Even President Donald Trump’s most staunch apologists, who are an extraordinarily staunch lot, occasionally have to admit he can say or “tweet” some pretty damned stupid stuff. When there’s no plausible defense for it they either flatly deny that Trump said what all the video evidence clearly shows he said or raw saved screenshots screenshots show what he wrote in a hastily deleted “tweet,” or they fall back on the explanation that he was obviously joking and his stupidly humorless critics just didn’t get it.
Late last week Trump invited a considerable amount of ridicule by asking the government’s scientists to investigate that COVID-19 could be cured by somehow exposing a patient’s innards to “ultra violet or some other powerful light” or perhaps injecting the sort of disinfectants that have been proved kill the coronavirus on surfaces. No, he didn’t say that people should drink bleach or shoot up Lysol, as many internet wags giddily paraphrased it, but enough people took the idea seriously enough that the poison control center hotlines in four states saw a spike in calls about it and disinfectant manufacturers felt compelled to issue public warnings agains ingesting their products, and asking the government’s scientists to waste precious time and resources on such an obviously absurd and unscientific spur-of-the-moment idea was an indefensibly stupid thing to say. Which initially led to White House spokespeople denying he’d said what all the evidence even on Fox News clearly shows he said, or that at least it had been taken out of context, even in reports that showed the whole thing from beginning to end, and they rightly noted that some internet wags on the fringes of the internet were falsely implying Trump had urged people to drink bleach.
Trump was nonetheless clearly losing the news cycle and all the late night comedy shows still airing, what with all the damning videotape from all of the networks including Fox News were obligated to run, so by Sunday he had switched to saying that yeah he’d said what they said he’d said but was just kidding. He explained that “I was asking a sarcastically to reporters like you, just to see what would happen. I was asking a sarcastic and a very sarcastic question to the reporters in the room about disinfectant on the inside. But it does kill it and would kill it on the hands, and it would make things much better.” Alas, none of this utter nonsense is likely to save the news cycle for Trump.
Trump told one of the assembled reporters he was looking at him as he made his joke, but the reporter replied with the provable fact he hadn’t been at the news conference and that Trump was looking at a government scientist in apparaent earnestness, and the all the videotape even from Fox shows that Trump was looking at his coronavirus coordinator when he touted ingestion of disinfectants as a possible cure. As avid students of the cynical art of humor who appreciate a subtle wit we can also say that if Trump was only kidding he is by far the most deadpan comedian we have ever encountered. As empathetic human beings, we will also venture to opine that right now isn’t an appropriate moment for presidential sarcasm even if that s the official explanation..
Somehow Trump found time over the weekend to “tweet” that all the reporters who’d won “nobles” for reporting on Trump’s contacts with Russians during his presidential campaign should return them, and the that the “nobles committee” should instead confer the honor on the reporters who reported the story more in line with Trump’s version of events. As avid students of the cynical art of humor we were able to deduct that Trump meant the Nobel Prizes, which honor scientific and diplomatic and literary achievement but not American journalism, and that by “Nobel Prizes” he meant the Pulitzer Prizes, which do. After deleting the “tweets” he “tweeted” that deliberately meant to disrespect the Nobel Prizes he’s never won and never will win by ironically calling them the “noble prizes,” which is not bad if he’s really that subtle, but he was still mixed up about the Nobel and Pulitzer prizes and seemed to be losing yet another news cycle.
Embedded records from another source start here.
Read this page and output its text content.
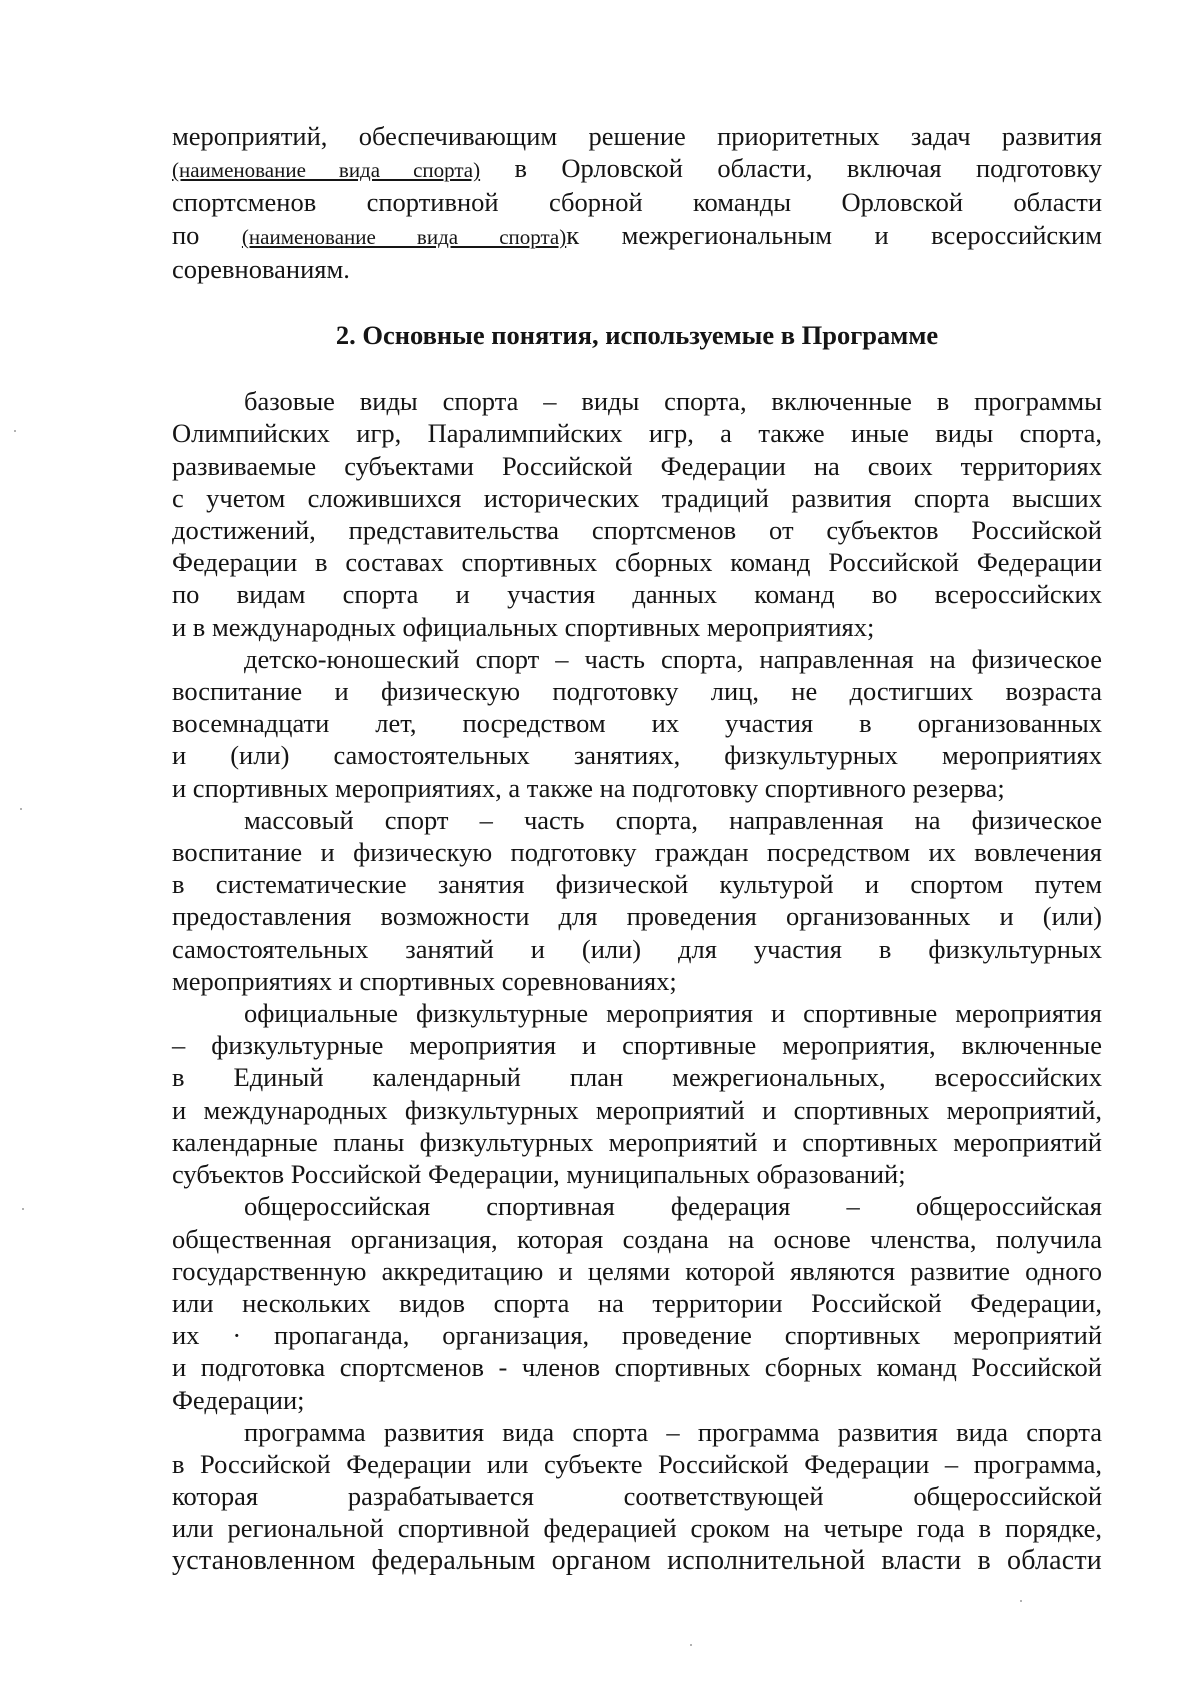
мероприятий, обеспечивающим решение приоритетных задач развития

(наименование вида спорта) в Орловской области, включая подготовку

спортсменов спортивной сборной команды Орловской области

по (наименование вида спорта)к межрегиональным и всероссийским

соревнованиям.

2. Основные понятия, используемые в Программе

базовые виды спорта – виды спорта, включенные в программы

Олимпийских игр, Паралимпийских игр, а также иные виды спорта,

развиваемые субъектами Российской Федерации на своих территориях

с учетом сложившихся исторических традиций развития спорта высших

достижений, представительства спортсменов от субъектов Российской

Федерации в составах спортивных сборных команд Российской Федерации

по видам спорта и участия данных команд во всероссийских

и в международных официальных спортивных мероприятиях;

детско-юношеский спорт – часть спорта, направленная на физическое

воспитание и физическую подготовку лиц, не достигших возраста

восемнадцати лет, посредством их участия в организованных

и (или) самостоятельных занятиях, физкультурных мероприятиях

и спортивных мероприятиях, а также на подготовку спортивного резерва;

массовый спорт – часть спорта, направленная на физическое

воспитание и физическую подготовку граждан посредством их вовлечения

в систематические занятия физической культурой и спортом путем

предоставления возможности для проведения организованных и (или)

самостоятельных занятий и (или) для участия в физкультурных

мероприятиях и спортивных соревнованиях;

официальные физкультурные мероприятия и спортивные мероприятия

– физкультурные мероприятия и спортивные мероприятия, включенные

в Единый календарный план межрегиональных, всероссийских

и международных физкультурных мероприятий и спортивных мероприятий,

календарные планы физкультурных мероприятий и спортивных мероприятий

субъектов Российской Федерации, муниципальных образований;

общероссийская спортивная федерация – общероссийская

общественная организация, которая создана на основе членства, получила

государственную аккредитацию и целями которой являются развитие одного

или нескольких видов спорта на территории Российской Федерации,

их · пропаганда, организация, проведение спортивных мероприятий

и подготовка спортсменов - членов спортивных сборных команд Российской

Федерации;

программа развития вида спорта – программа развития вида спорта

в Российской Федерации или субъекте Российской Федерации – программа,

которая разрабатывается соответствующей общероссийской

или региональной спортивной федерацией сроком на четыре года в порядке,

установленном федеральным органом исполнительной власти в области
Trump’s astoundingly staunch apologists always wind up saying to forget anything Trump stupidly says or “tweets,” and to watch what he does, We’ll do exactly that, and hope for the best as America gropes its way through the worst public health and economic crisis of our lifetimes, making difficult decisions about how to balance both problems based on incomplete data, but we’d feel slightly better about it if the President of the United States refrained from saying stupid things even if he was just being sarcastic.